Question #1: Close your eyes. Imagine you’re walking through a forest. The sun is out, there is a light breeze, everything seems perfect and serene. You look down at the greenery below you. What’s your favorite genre of movie?
A.Horror movies – I love being afraid.
B. Comedy movies – Anything that will make me laugh!
C. I like most movies.
Question #2: You follow the path through the woods, the trees are tall and majestic, shading you from the world above. As you approach the end of the path, you find a house. Are you a cat person or a dog person?
A. Cat person – they’re so fluffy and smart.
B. Dog person – they’re fun and adventurous!
C. Either, both are cute.
Question #3: Whichever house you described, you approach it. The house seems abandoned, as if it was cleared out, just waiting for you. You see a door! Are you an indoor person, or an outdoor person?
A. Indoor
B. Outdoor
C. A mixture of both.
Question #4: You place your hand on the door, preparing to open it. A deep, overwhelming sensation builds inside of you. What’s your favorite color?
A. Green – the color of plants and nature.
B. Red – the color of apples and love.
C. All of the colors are nice.
Question #5: Do you like cilantro?
A. Yes
B. No
C. I’m indifferent.
Mostly A’s
It seems that you might like cilantro. Tell me, have you always liked the taste of soap, or is this a new development in your life? Have you always been a terrible person? I hate to break it to you, but, your tastebuds are wrong. No, no, no, I don’t want to hear your “it’s genetic!” nonsense. Don’t patronize me. Your genetics are wrong. Cilantro is a heathen herb; the real devil’s lettuce. No, listen, I don’t want to hear your arguments. “It’s good in salsa!” Sure it is, if you like your salsa to taste like a frothy mixture of depression, loneliness and Dawn. I don’t care what you eat it in. I don’t care what you think it might be good in. You. Are. Wrong. “It’s good in small doses…” you say? It’s better in no doses. Because it’s awful. Just like you.
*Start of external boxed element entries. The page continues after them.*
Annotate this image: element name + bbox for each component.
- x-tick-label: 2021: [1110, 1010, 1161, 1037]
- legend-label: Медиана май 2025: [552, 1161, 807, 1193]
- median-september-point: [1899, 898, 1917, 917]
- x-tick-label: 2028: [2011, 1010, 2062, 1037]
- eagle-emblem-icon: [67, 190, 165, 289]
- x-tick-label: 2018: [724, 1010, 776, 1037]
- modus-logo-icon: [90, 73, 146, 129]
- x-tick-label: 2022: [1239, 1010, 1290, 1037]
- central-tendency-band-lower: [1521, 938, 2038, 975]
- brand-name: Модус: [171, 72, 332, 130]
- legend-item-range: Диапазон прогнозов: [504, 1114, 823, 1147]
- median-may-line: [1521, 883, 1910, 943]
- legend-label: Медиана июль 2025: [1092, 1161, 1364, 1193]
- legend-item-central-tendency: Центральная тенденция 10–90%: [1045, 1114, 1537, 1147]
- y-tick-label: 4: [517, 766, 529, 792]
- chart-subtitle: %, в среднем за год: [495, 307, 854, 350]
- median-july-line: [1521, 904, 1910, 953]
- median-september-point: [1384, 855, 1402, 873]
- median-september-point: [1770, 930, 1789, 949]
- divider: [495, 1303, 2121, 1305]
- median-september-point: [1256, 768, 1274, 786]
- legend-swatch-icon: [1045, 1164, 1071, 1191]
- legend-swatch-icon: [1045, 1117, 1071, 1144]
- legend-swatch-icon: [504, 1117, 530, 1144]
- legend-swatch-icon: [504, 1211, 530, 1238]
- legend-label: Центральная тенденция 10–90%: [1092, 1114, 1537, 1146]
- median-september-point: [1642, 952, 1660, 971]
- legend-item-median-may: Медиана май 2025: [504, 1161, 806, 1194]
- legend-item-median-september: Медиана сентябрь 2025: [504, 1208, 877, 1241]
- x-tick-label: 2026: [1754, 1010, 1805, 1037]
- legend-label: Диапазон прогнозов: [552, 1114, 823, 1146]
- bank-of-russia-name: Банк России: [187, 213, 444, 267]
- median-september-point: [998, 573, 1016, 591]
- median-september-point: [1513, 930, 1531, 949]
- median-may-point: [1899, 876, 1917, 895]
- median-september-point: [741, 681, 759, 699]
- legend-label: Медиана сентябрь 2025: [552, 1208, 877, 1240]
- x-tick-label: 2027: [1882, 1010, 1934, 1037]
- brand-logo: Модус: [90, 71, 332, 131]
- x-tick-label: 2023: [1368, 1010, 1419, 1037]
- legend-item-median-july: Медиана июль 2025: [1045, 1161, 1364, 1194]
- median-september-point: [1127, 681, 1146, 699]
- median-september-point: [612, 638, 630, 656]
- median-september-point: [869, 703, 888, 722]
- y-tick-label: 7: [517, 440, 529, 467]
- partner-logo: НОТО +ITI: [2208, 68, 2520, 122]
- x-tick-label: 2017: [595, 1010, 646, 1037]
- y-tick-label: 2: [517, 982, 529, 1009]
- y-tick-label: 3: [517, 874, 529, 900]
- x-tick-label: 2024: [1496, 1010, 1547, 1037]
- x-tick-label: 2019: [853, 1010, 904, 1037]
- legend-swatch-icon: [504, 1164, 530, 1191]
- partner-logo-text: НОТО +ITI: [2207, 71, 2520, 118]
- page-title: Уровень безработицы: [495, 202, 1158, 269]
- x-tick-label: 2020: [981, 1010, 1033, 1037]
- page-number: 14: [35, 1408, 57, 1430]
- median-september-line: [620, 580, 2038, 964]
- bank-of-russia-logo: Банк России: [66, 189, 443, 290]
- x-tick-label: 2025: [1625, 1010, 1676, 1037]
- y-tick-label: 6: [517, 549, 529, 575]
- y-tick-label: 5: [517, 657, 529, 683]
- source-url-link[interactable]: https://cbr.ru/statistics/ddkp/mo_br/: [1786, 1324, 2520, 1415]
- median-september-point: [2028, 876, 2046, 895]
Fine. Why should I care? Keep your suds-plant. Yeah, keep eating your cilantro. Garnish your life with a nice leafy bundle of terrible. See how much I care. Plot twist: I don’t.
Mostly B’s
Wow. It looks like you don’t like cilantro? Have you ever tasted cilantro? Cilantro is a gift. Cilantro is the greatest thing that is ever going to happen to your sad, pathetic life. And here you are, dissing it? Incredible. Is your taste in everything terrible, or just food? I bet you microwave your steak too, don’t you? You have the tastebud range of a saltine cracker. Cilantro came into your life, prepared to love you, and you told cilantro “No! I don’t like quality! Life is terrible. I want everything to be sad and bland, just like me.” You aren’t worthy of cilantro’s love. Go back to your flavorless life, plebeian.
Mostly C’s
Congratulations, you won! You are the only correct person. Life is hard. It really is. And decisions are hard. But you, YOU didn’t make a single decision this entire quiz, and that, my friend, is what life is really about. Who cares if you like cilantro or not? It’s not some deep, introspective metaphor for life! It’s just an herb! People seem to get really heated about this topic, and by having an opinion on it, you’re inevitably going to anger somebody. What better way to avoid conflict than not deciding! The more you don’t care, the less chance you have of making someone mad. And that is the true meaning of life. So continue on with your apathy. It’ll get you nowhere in life, but that’s okay.